Akim ignored that. “She may be a more difficult customer than the last one. But you'll deal with it. You'll bring her here.”

“That's what I'll do, is it?”

“I believe so.”

“And what if I say, ‘I'm going to have to turn down Mr. Wrobleski's kind offer'?”

“It's already too late for that. Clear?”

Billy Moore knew better than to challenge Wrobleski, but he had no such inhibitions with Akim.

“Some of it's clear, some of it isn't clear at all.”

An impatient grunt indicated that Akim didn't have much interest in clarifying things for Billy's benefit, but Billy wasn't deterred.

“You see,” Billy said, “I get it that Wrobleski is way too grand to run around picking up these tattooed women.”
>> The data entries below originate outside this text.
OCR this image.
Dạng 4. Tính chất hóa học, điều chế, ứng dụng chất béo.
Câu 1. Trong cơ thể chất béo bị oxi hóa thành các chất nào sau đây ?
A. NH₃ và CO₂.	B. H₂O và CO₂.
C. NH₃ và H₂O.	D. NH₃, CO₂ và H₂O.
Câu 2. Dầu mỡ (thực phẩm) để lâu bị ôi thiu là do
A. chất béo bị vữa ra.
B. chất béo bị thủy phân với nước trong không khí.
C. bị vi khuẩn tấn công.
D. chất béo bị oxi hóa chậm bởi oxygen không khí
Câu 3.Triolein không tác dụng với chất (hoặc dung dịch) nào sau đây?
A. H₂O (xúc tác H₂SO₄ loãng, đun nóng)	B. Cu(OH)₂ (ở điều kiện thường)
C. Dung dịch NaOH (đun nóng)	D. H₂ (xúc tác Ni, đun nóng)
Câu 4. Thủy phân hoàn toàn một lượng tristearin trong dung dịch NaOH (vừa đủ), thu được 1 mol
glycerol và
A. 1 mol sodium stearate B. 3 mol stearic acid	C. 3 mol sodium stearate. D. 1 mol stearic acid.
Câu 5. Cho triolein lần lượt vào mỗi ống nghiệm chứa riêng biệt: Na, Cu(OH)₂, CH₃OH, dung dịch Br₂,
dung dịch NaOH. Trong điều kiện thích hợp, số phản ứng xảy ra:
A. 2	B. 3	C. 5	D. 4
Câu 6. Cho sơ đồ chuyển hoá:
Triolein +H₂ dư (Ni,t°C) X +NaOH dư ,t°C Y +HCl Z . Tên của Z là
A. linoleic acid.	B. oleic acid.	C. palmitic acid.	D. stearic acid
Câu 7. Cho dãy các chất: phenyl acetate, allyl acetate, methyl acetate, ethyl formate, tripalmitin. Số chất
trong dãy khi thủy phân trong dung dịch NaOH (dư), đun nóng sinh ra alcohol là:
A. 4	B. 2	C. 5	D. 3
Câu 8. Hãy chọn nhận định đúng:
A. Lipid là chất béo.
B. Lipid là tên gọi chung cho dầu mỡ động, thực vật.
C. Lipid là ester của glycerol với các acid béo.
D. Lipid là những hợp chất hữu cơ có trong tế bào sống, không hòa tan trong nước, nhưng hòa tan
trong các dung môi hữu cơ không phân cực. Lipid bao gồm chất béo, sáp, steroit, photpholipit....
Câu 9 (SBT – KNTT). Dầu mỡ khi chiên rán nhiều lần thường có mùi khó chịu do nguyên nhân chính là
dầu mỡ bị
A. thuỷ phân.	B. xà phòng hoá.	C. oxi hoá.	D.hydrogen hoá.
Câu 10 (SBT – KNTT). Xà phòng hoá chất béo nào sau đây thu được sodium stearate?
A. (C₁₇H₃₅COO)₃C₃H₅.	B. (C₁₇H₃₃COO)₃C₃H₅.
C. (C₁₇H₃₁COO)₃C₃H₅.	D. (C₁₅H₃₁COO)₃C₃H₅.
“Very perceptive,” said Akim.

“But what I don't get is why he needs
me
to do it. Why doesn't he have
you
pick them up for him, since you seem to know where they are?”

An insulted silence rippled through the phone and Billy thought Akim might hang up on him, but he didn't. Perhaps he was the one who needed to get things clear.

“Dragging women into cars,” said Akim, “isn't really my style.”

It sounded like the only answer Billy was going to get.

“Let's hope your style doesn't go out of fashion, Akim,” he said.

Billy got the address of Banham Towers, one he vaguely recognized as part of an ongoing dockland development, a cluster of former bonded warehouses that were being converted into luxury apartments that people with real money and a taste for real luxury wouldn't have used to kennel their dogs.